Nach dem Gesagten erfolgte die Erhebung der beiden Stimmrechtsrekurse jeweils verspätet. Die Vorinstanz ist zu Recht nicht auf die beiden Rekurse eingetreten.

Die Beschwerde ist dementsprechend abzuweisen.

5.  

Gestützt auf § 65a Abs. 2 in Verbindung mit § 13 Abs. 4 VRG werden in Stimmrechtssachen Verfahrenskosten erhoben, wenn das Rechtsmittel offensichtlich aussichtslos ist. Ein Rechtsmittel ist offensichtlich aussichtslos, wenn "die Aussichten zu obsiegen wesentlich geringer sind als die Aussichten zu unterliegen" (vgl. Kaspar Plüss, Kommentar VRG, § 16 N. 46; BGE 138 III 217 E. 2.2.4). Aufgrund der vorne stehenden Ausführungen ist die vorliegende Stimmrechtsbeschwerde als aussichtslos zu qualifizieren. Die Verfahrenskosten sind deshalb dem Beschwerdeführer aufzuerlegen.

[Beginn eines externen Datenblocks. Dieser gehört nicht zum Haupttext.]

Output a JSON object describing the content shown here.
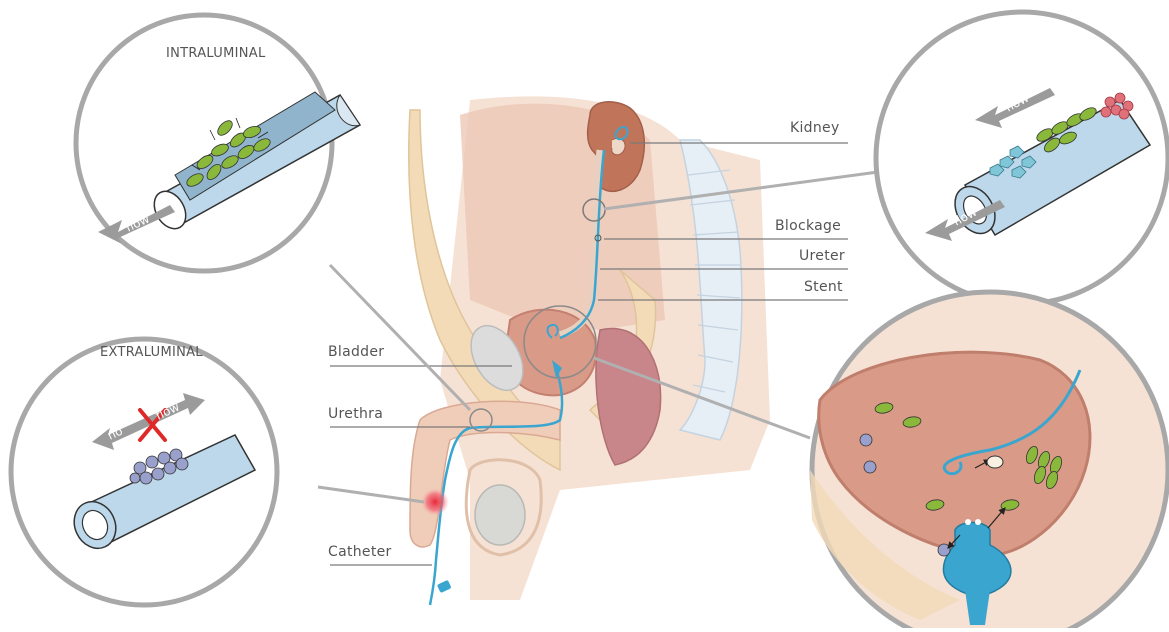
{
  "labels": {
    "kidney": "Kidney",
    "blockage": "Blockage",
    "ureter": "Ureter",
    "stent": "Stent",
    "bladder": "Bladder",
    "urethra": "Urethra",
    "catheter": "Catheter"
  },
  "insets": {
    "intraluminal": {
      "title": "INTRALUMINAL",
      "flow": "flow"
    },
    "extraluminal": {
      "title": "EXTRALUMINAL",
      "no": "no",
      "flow": "flow"
    },
    "kidney_blockage": {
      "flow_top": "flow",
      "flow_bottom": "flow"
    }
  },
  "colors": {
    "tube": "#bcd8ea",
    "tube_inner": "#ffffff",
    "bacteria": "#8ab83a",
    "crystals": "#7fc6d8",
    "red_cells": "#e0707a",
    "cocci": "#9aa0cc",
    "stent": "#3aa6d0",
    "circle_outline": "#a8a8a8",
    "tissue": "#f0cdb8",
    "organ": "#d99a88"
  }
}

Dem Beschwerdeführer ist ausgangsgemäss keine Parteientschädigung nach § 17 Abs. 2 VRG zuzusprechen.

Demgemäss beschliesst die Kammer:

1.    Die Beschwerde wird abgewiesen, soweit darauf eingetreten wird.

2.    Die Gerichtsgebühr wird festgesetzt auf
Fr.    500.--;    die übrigen Kosten betragen:
Fr.    100.--     Zustellkosten,
Fr.    600.--     Total der Kosten.

3.    Die Gerichtskosten werden dem Beschwerdeführer auferlegt.

4.    Eine Parteientschädigung wird nicht zugesprochen.

5.    Gegen dieses Urteil kann Beschwerde in öffentlich-rechtlichen Angelegenheiten nach Art. 82 ff. des Bundesgerichtsgesetzes erhoben werden. Sie ist binnen 30 Tagen ab Zustellung einzureichen beim Bundesgericht, 1000 Lausanne 14.